Ein Umzug dauert meist viel länger, aber unsere Habseligkeiten sind durch das ewige herumziehen ziemlich aufs Nötigste beschränkt. Meine Mutter versucht trotzdem immer, es gemütlich einzurichten, schliesslich haben wir einen Ruf zu verlieren wie sie immer sagt. Bei wem wir unseren Ruf verlieren sollen ist mir bis heute unklar, aber es ist mir recht. So wohne ich immer in einem gemütlichen Umfeld. Ich kann mich wirklich nicht beklagen.

Beim Abendessen, welches wir wieder mal beim Couchtisch veranstalten, da unser eigentlicher Tisch voll mit Kartonschachteln ist, erzähle ich ihr von der Exkursion morgen und sie findet es eine tolle Idee.

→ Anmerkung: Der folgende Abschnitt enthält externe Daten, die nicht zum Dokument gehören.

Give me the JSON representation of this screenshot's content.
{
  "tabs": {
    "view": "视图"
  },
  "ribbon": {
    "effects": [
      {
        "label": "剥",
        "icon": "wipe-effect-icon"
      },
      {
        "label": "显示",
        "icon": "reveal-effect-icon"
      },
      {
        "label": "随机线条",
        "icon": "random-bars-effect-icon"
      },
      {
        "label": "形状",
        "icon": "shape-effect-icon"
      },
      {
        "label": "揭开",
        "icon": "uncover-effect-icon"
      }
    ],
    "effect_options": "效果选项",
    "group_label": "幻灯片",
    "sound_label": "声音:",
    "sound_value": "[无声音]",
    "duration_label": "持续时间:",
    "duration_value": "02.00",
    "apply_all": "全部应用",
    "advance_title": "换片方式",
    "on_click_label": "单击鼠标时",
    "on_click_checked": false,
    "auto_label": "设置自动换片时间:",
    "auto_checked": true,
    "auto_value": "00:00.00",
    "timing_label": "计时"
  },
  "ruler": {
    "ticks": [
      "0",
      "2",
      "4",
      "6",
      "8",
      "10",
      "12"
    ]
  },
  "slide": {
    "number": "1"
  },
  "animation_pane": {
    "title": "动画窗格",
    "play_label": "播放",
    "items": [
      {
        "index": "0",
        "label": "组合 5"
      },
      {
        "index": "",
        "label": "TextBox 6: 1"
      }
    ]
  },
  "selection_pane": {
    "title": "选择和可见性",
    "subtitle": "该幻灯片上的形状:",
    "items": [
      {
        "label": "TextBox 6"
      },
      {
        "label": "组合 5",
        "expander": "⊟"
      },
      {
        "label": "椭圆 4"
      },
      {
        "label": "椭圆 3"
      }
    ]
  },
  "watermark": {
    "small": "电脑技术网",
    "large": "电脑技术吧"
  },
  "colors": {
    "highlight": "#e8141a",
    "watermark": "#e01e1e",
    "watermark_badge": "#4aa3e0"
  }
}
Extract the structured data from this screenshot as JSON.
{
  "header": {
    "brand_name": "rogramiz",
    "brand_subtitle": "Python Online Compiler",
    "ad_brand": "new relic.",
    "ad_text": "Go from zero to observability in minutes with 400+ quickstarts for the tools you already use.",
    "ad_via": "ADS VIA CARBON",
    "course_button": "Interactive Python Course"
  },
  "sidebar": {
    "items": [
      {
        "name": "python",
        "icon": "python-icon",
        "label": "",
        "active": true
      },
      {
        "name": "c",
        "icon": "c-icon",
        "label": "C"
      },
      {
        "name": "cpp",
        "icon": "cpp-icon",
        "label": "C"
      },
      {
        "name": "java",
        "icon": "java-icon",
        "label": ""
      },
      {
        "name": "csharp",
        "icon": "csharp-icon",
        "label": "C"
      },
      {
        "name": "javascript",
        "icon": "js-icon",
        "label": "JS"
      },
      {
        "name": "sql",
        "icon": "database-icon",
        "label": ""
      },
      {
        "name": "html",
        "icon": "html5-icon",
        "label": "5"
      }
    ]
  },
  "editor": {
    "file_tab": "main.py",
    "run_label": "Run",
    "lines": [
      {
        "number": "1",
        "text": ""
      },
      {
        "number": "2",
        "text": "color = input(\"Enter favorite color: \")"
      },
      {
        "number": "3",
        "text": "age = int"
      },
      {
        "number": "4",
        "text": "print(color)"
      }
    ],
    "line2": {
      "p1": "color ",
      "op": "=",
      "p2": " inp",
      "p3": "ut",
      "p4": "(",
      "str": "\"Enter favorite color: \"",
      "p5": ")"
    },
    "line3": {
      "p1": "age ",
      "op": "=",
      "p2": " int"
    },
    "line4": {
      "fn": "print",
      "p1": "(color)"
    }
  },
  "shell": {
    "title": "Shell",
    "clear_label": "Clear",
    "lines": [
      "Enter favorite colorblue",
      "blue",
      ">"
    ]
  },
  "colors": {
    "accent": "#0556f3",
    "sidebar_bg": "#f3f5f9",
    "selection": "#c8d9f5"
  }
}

'Diese Arbeit dort tut dir wirklich gut denke ich. Du kannst viel von dort mitnehmen.' sagt sie und blickt auf den Fernseher, der im Hintergrund läuft.

Ich nicke nur stumm und stochere in den bereits kaltgewordenen Nudeln herum.

Auf der einen Seite stimme ich ihr zu, auf der anderen möchte ich einfach nur dass diese Ferien vorbei sind, so ungläubig das jetzt auch klingen mag.